Re: Non-hierarchical base URLs (was Re: draft-abarth-url-01 uploaded) from Adam Barth on 2011-05-03 (public-iri@w3.org from May 2011)

From: Adam Barth <ietf@adambarth.com>
Date: Mon, 2 May 2011 17:42:16 -0700
To: "Roy T. Fielding" <fielding@gbiv.com>
Cc: Maciej Stachowiak <mjs@apple.com>, public-iri@w3.org
Message-ID: <BANLkTi=mtFPS7Mh48Tc2NfqkxqKhX2UhFA@mail.gmail.com>

On Mon, May 2, 2011 at 4:33 PM, Roy T. Fielding <fielding@gbiv.com> wrote:
> On Apr 28, 2011, at 12:29 AM, Maciej Stachowiak wrote:
>> On Apr 27, 2011, at 10:12 PM, Roy T. Fielding wrote:
>>
>>> As you well know, what HTML5 needs is a definition for parsing
>>> arbitrary attribute values in document encoding.  Those attribute
>>> values are not URLs.  They aren't even URI references.  They are
>>> one or more space-separated or space-ignoring strings in an HTML
>>> attribute encoding, and each reference needs to be extracted and
>>> transcoded before the definitions in 3986 are even applicable.
>>
>> It is fine to call the types of resource identifiers that appear in HTML and other parts of the Web platform (CSS, XHR, SVG, etc) something other than "URL" or "URI". The name does not really matter for interoperability.
>
> Technically, yes, but from a social perspective we have seen a
> lot of confusion caused by descriptions of URL, URI, or anyURI
> being the documented value range of attributes or data entry
> dialogs.  That was actually true in some distant past, but
> browsers stopped rejecting invalid references a long time ago,
> for good reasons, and usually do some form of pct-encoding or
> truncation instead.  We should therefore stop referring to the
> input as a uniform identifier when it is, in fact, an arbitrary
> string.  We can then unambiguously refer to the output of the
> parsing, transcoding, and recombination algorithm as a URI or
> URL as defined by RFC3986.  That is why I use the term reference
> for the value as found in the attribute/dialog.
>
>>> However, for the subset of possible references that do happen
>>> to match what are called valid URI references by RFC3986, then
>>> we have already tested consensus and deployed many implementations
>>> that conform exactly to the results given in RFC3986.
>>
>> If these references are something other than URIs, and must be transcoded, why is it important that the subset that happens to look syntactically like a valid URI must be processed without that transcoding step?
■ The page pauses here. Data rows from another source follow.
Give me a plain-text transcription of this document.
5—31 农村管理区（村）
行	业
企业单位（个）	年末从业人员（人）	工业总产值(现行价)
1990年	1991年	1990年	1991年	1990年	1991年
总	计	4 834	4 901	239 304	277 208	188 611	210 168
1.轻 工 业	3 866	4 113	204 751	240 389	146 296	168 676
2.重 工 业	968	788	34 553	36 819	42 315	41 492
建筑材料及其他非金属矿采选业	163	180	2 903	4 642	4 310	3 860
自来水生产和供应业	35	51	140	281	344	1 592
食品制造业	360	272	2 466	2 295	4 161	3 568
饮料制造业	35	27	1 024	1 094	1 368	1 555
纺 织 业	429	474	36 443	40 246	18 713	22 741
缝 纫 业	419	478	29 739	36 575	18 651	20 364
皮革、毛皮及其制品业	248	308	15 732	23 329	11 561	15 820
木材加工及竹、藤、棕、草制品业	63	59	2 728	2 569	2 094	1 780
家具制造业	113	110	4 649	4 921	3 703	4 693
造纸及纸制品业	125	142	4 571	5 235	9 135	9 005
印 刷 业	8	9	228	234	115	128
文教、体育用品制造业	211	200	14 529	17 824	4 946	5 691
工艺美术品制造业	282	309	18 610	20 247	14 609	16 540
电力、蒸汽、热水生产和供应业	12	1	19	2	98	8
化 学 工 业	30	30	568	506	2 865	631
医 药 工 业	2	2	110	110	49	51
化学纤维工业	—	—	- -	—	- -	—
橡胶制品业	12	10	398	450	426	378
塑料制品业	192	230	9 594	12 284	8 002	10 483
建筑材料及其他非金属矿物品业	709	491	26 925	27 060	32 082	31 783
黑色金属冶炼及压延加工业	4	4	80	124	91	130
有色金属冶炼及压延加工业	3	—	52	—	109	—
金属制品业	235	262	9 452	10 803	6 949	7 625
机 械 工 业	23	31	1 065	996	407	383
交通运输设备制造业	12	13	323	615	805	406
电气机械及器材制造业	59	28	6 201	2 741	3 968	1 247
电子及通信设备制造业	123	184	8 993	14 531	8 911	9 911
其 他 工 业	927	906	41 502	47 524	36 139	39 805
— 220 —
This implies that the transcoding must be the identity encoding in some cases. Where does that assumption come from?
>
> Authors have been using plain old ASCII references to URIs for
> longer than the Web has been documented.  We expect them to
> still work.  Likewise for references that are in the document
> encoding but only use the subset of characters that are found
> in ASCII.  URIs are defined in terms of characters, not octets,
> so the transcoding I am referring to is the removal of whitespace,
> pct-encoding of non-unreserved characters, etc.  A reference that
> is already in URI form does not need to be transcoded.

You're missing the constraint that browser vendors aren't going to
change their implementations to align with this dream.  Our choice is
between having the specification reflect that reality or having the
spec tell a lie.

Adam

Received on Tuesday, 3 May 2011 00:43:15 UTC